Kaunas was the country’s capital between the world wars, when Poland controlled Vilnius, and it, too, is well worth a visit. The city has a long pedestrian street that’s ideal for people watching, an atmospheric Old Town and enough tasty zeppelins to sink a ship. Nida, a seaside town on the Curonian Spit, seemed like it was going to be a bust as we arrived to wind, rain and an ominous forecast. “It isn’t supposed to stop raining for three days,” a waffle-seller told me the day we arrived.
As the rain poured, my wife and I hit the town’s museums and learned that the place was discovered by German artists in the 1860s when it was still part of East Prussia. Germany later lost the territory after World War One, to newly independent Lithuania. After World War Two, the German-occupied northern half of the peninsula was incorporated into Lithuania, while the southern half became part of Russian Kaliningrad. German visitors who appreciate the town’s charms and its nude beach still flock to the city each summer.
The weather unexpectedly cleared up on our second day in town and we drove to the Russian border, just a kilometer south of town.
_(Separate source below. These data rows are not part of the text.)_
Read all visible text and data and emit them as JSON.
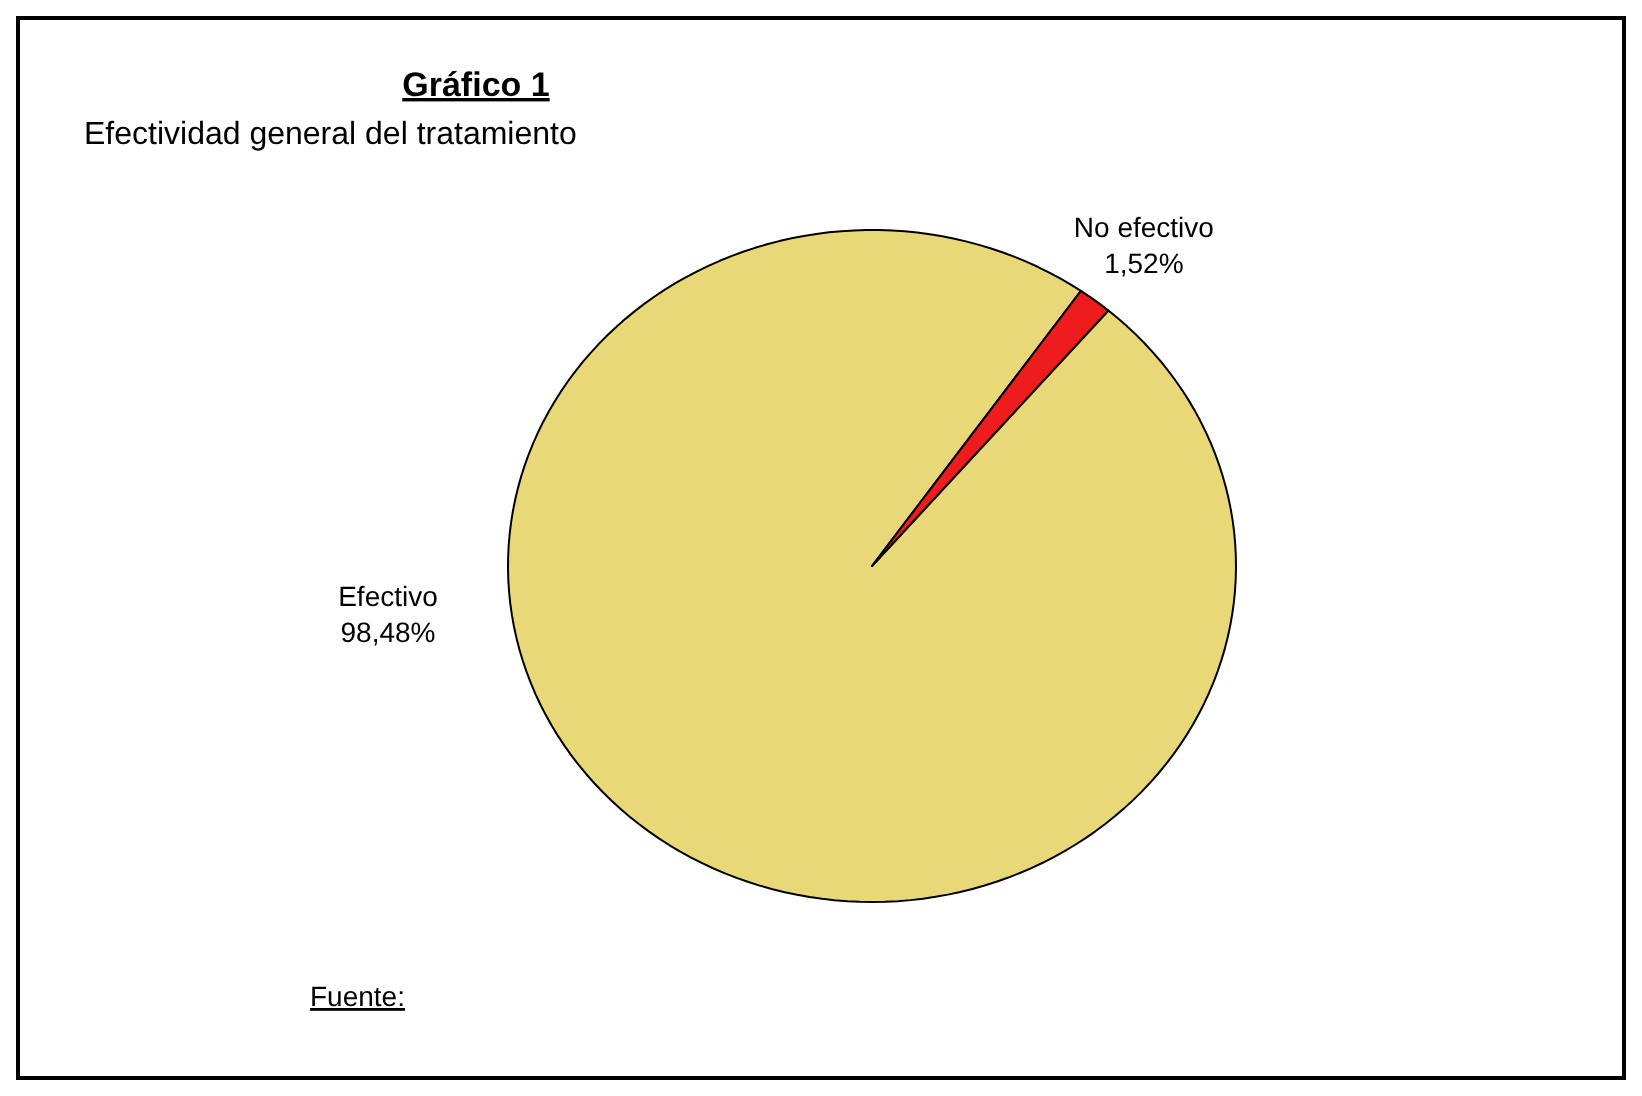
{
  "chart_data": {
    "type": "pie",
    "title": "Gráfico 1",
    "subtitle": "Efectividad general del tratamiento",
    "categories": [
      "Efectivo",
      "No efectivo"
    ],
    "values": [
      98.48,
      1.52
    ],
    "colors": [
      "#e8d878",
      "#ee1c1c"
    ],
    "value_labels": [
      "98,48%",
      "1,52%"
    ],
    "annotations": [
      "Fuente:"
    ]
  }
}
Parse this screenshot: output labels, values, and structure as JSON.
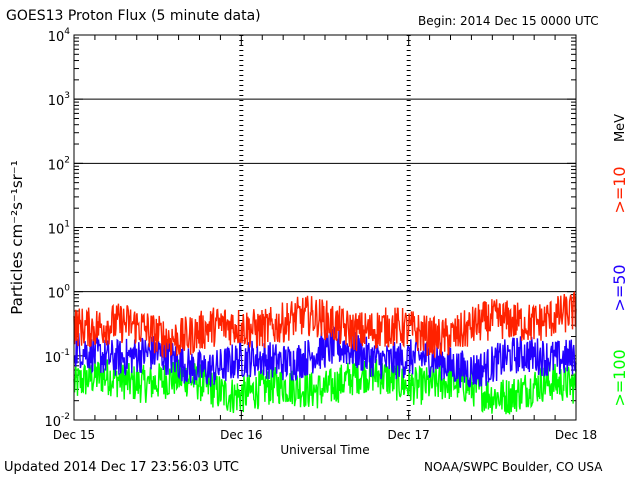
{
  "header": {
    "title": "GOES13 Proton Flux (5 minute data)",
    "begin": "Begin: 2014 Dec 15 0000 UTC"
  },
  "footer": {
    "updated": "Updated 2014 Dec 17 23:56:03 UTC",
    "credit": "NOAA/SWPC Boulder, CO USA"
  },
  "chart_data": {
    "type": "line",
    "title": "GOES13 Proton Flux (5 minute data)",
    "xlabel": "Universal Time",
    "ylabel": "Particles cm⁻²s⁻¹sr⁻¹",
    "yscale": "log",
    "ylim": [
      0.01,
      10000
    ],
    "xlim_days": [
      0,
      3
    ],
    "x_ticks": [
      "Dec 15",
      "Dec 16",
      "Dec 17",
      "Dec 18"
    ],
    "y_ticks": [
      {
        "base": "10",
        "exp": "4",
        "value": 10000
      },
      {
        "base": "10",
        "exp": "3",
        "value": 1000
      },
      {
        "base": "10",
        "exp": "2",
        "value": 100
      },
      {
        "base": "10",
        "exp": "1",
        "value": 10
      },
      {
        "base": "10",
        "exp": "0",
        "value": 1
      },
      {
        "base": "10",
        "exp": "-1",
        "value": 0.1
      },
      {
        "base": "10",
        "exp": "-2",
        "value": 0.01
      }
    ],
    "threshold_lines": [
      {
        "value": 1000,
        "style": "solid"
      },
      {
        "value": 100,
        "style": "solid"
      },
      {
        "value": 10,
        "style": "dashed"
      },
      {
        "value": 1,
        "style": "solid"
      }
    ],
    "unit_label": "MeV",
    "series": [
      {
        "name": ">=10",
        "color": "#ff2200",
        "base": 0.28,
        "amplitude": 0.32
      },
      {
        "name": ">=50",
        "color": "#2200ff",
        "base": 0.09,
        "amplitude": 0.3
      },
      {
        "name": ">=100",
        "color": "#00ff00",
        "base": 0.035,
        "amplitude": 0.3
      }
    ]
  }
}
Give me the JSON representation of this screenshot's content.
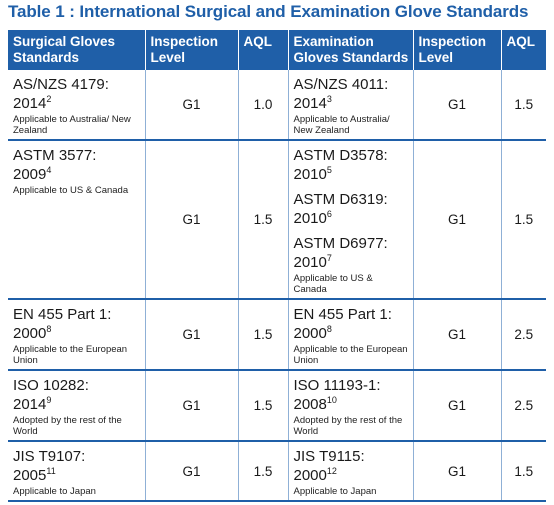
{
  "title": "Table 1 : International Surgical and Examination Glove Standards",
  "headers": {
    "surgical": "Surgical Gloves Standards",
    "inspection1": "Inspection Level",
    "aql1": "AQL",
    "exam": "Examination Gloves Standards",
    "inspection2": "Inspection Level",
    "aql2": "AQL"
  },
  "rows": [
    {
      "surgical": {
        "line1": "AS/NZS 4179:",
        "line2": "2014",
        "sup": "2",
        "note": "Applicable to Australia/ New Zealand"
      },
      "insp1": "G1",
      "aql1": "1.0",
      "exam": [
        {
          "line1": "AS/NZS 4011:",
          "line2": "2014",
          "sup": "3",
          "note": "Applicable to Australia/ New Zealand"
        }
      ],
      "insp2": "G1",
      "aql2": "1.5"
    },
    {
      "surgical": {
        "line1": "ASTM 3577:",
        "line2": "2009",
        "sup": "4",
        "note": "Applicable to US & Canada"
      },
      "insp1": "G1",
      "aql1": "1.5",
      "exam": [
        {
          "line1": "ASTM D3578:",
          "line2": "2010",
          "sup": "5",
          "note": ""
        },
        {
          "line1": "ASTM D6319:",
          "line2": "2010",
          "sup": "6",
          "note": ""
        },
        {
          "line1": "ASTM D6977:",
          "line2": "2010",
          "sup": "7",
          "note": "Applicable to US & Canada"
        }
      ],
      "insp2": "G1",
      "aql2": "1.5"
    },
    {
      "surgical": {
        "line1": "EN 455 Part 1:",
        "line2": "2000",
        "sup": "8",
        "note": "Applicable to the European Union"
      },
      "insp1": "G1",
      "aql1": "1.5",
      "exam": [
        {
          "line1": "EN 455 Part 1:",
          "line2": "2000",
          "sup": "8",
          "note": "Applicable to the European Union"
        }
      ],
      "insp2": "G1",
      "aql2": "2.5"
    },
    {
      "surgical": {
        "line1": "ISO 10282:",
        "line2": "2014",
        "sup": "9",
        "note": "Adopted by the rest of the World"
      },
      "insp1": "G1",
      "aql1": "1.5",
      "exam": [
        {
          "line1": "ISO 11193-1:",
          "line2": "2008",
          "sup": "10",
          "note": "Adopted by the rest of the World"
        }
      ],
      "insp2": "G1",
      "aql2": "2.5"
    },
    {
      "surgical": {
        "line1": "JIS T9107:",
        "line2": "2005",
        "sup": "11",
        "note": "Applicable to Japan"
      },
      "insp1": "G1",
      "aql1": "1.5",
      "exam": [
        {
          "line1": "JIS T9115:",
          "line2": "2000",
          "sup": "12",
          "note": "Applicable to Japan"
        }
      ],
      "insp2": "G1",
      "aql2": "1.5"
    }
  ]
}
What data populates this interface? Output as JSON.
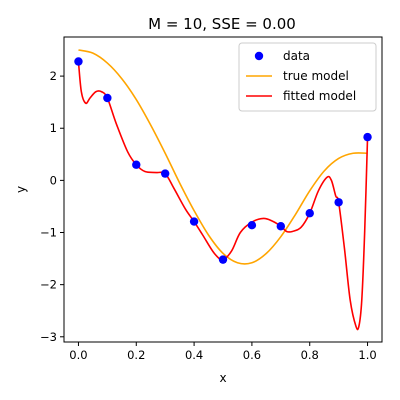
{
  "chart_data": {
    "type": "line",
    "title": "M = 10, SSE = 0.00",
    "xlabel": "x",
    "ylabel": "y",
    "xlim": [
      -0.05,
      1.05
    ],
    "ylim": [
      -3.1,
      2.75
    ],
    "xticks": [
      0.0,
      0.2,
      0.4,
      0.6,
      0.8,
      1.0
    ],
    "xtick_labels": [
      "0.0",
      "0.2",
      "0.4",
      "0.6",
      "0.8",
      "1.0"
    ],
    "yticks": [
      2,
      1,
      0,
      -1,
      -2,
      -3
    ],
    "ytick_labels": [
      "2",
      "1",
      "0",
      "−1",
      "−2",
      "−3"
    ],
    "grid": false,
    "legend_position": "top-right",
    "legend": [
      {
        "label": "data",
        "kind": "marker",
        "color": "#0000ff"
      },
      {
        "label": "true model",
        "kind": "line",
        "color": "#ffa500"
      },
      {
        "label": "fitted model",
        "kind": "line",
        "color": "#ff0000"
      }
    ],
    "series": [
      {
        "name": "data",
        "kind": "scatter",
        "color": "#0000ff",
        "x": [
          0.0,
          0.1,
          0.2,
          0.3,
          0.4,
          0.5,
          0.6,
          0.7,
          0.8,
          0.9,
          1.0
        ],
        "y": [
          2.28,
          1.58,
          0.3,
          0.13,
          -0.79,
          -1.52,
          -0.86,
          -0.88,
          -0.63,
          -0.42,
          0.83
        ]
      },
      {
        "name": "true model",
        "kind": "line",
        "color": "#ffa500",
        "x": [
          0.0,
          0.05,
          0.1,
          0.15,
          0.2,
          0.25,
          0.3,
          0.35,
          0.4,
          0.45,
          0.5,
          0.55,
          0.6,
          0.65,
          0.7,
          0.75,
          0.8,
          0.85,
          0.9,
          0.95,
          1.0
        ],
        "y": [
          2.5,
          2.44,
          2.25,
          1.95,
          1.55,
          1.06,
          0.52,
          -0.05,
          -0.58,
          -1.05,
          -1.4,
          -1.58,
          -1.58,
          -1.4,
          -1.08,
          -0.66,
          -0.2,
          0.18,
          0.42,
          0.52,
          0.52
        ]
      },
      {
        "name": "fitted model",
        "kind": "line",
        "color": "#ff0000",
        "x": [
          0.0,
          0.01,
          0.025,
          0.04,
          0.06,
          0.08,
          0.1,
          0.13,
          0.17,
          0.2,
          0.23,
          0.27,
          0.3,
          0.33,
          0.37,
          0.4,
          0.43,
          0.47,
          0.5,
          0.53,
          0.56,
          0.6,
          0.64,
          0.67,
          0.7,
          0.72,
          0.74,
          0.77,
          0.8,
          0.83,
          0.86,
          0.875,
          0.89,
          0.9,
          0.92,
          0.94,
          0.96,
          0.97,
          0.98,
          0.99,
          1.0
        ],
        "y": [
          2.28,
          1.7,
          1.48,
          1.58,
          1.7,
          1.7,
          1.58,
          1.1,
          0.55,
          0.3,
          0.17,
          0.15,
          0.13,
          -0.15,
          -0.55,
          -0.79,
          -1.05,
          -1.4,
          -1.52,
          -1.35,
          -1.0,
          -0.8,
          -0.73,
          -0.78,
          -0.88,
          -0.98,
          -0.98,
          -0.9,
          -0.63,
          -0.2,
          0.06,
          0.0,
          -0.3,
          -0.42,
          -1.3,
          -2.3,
          -2.8,
          -2.8,
          -2.3,
          -1.0,
          0.83
        ]
      }
    ]
  }
}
It’s been closed since the start of the pandemic, and there are only warning signs there now not to cross into the buffer zone, which is a nature reserve. I saw people walking past the “border zone, do not enter” signs to the beach — which is as wide and lovely as any in Europe — and followed them after they assured us we wouldn’t be arrested. To our left, there was a rope line not unlike the kind you’d find outside a nightclub, marking the start of Putin’s Russia and the end of the NATO zone.
Nida’s librarian told us that during Soviet times, when the peninsula was all part of one country, she used to venture south to pick berries. “But now I haven’t been back there in probably twenty years,” she said. “It used to be cheaper to shop there, but now we need a visa and never go.”
The weather improved and we discovered the joys of the Spit — glorious beaches, miles of bike paths, colorful fishermen’s cottages and dozens of forested hiking trails. It’s a UNESCO World Heritage site that’s been well preserved with no tacky high-rise hotels or ugly subdivisions to mar the landscape.
Despite the natural beauty, I wondered about living a kilometer away from Russia on an attractive spit of land the dictator might covet. We stayed in a rented apartment owned by a twenty-five-year-old fisherman, Robert Kazluskas, whose fiancée, a Lithuanian immigrant, lives in Florida. He laughed when I asked him if it made him nervous to live so close to the border. “It does,” he said. “Because we couldn’t stop him. He (Putin) could take this place quite easily if he wanted to.”
But Robert isn’t going anywhere, even though the fishing business has been in a slow decline for years. In fact, he said, he had just convinced his fiancée to move back to Nida from Florida. “This is where I’m from,” he said. “My parents and their parents were born here. We won’t let anyone scare us away.”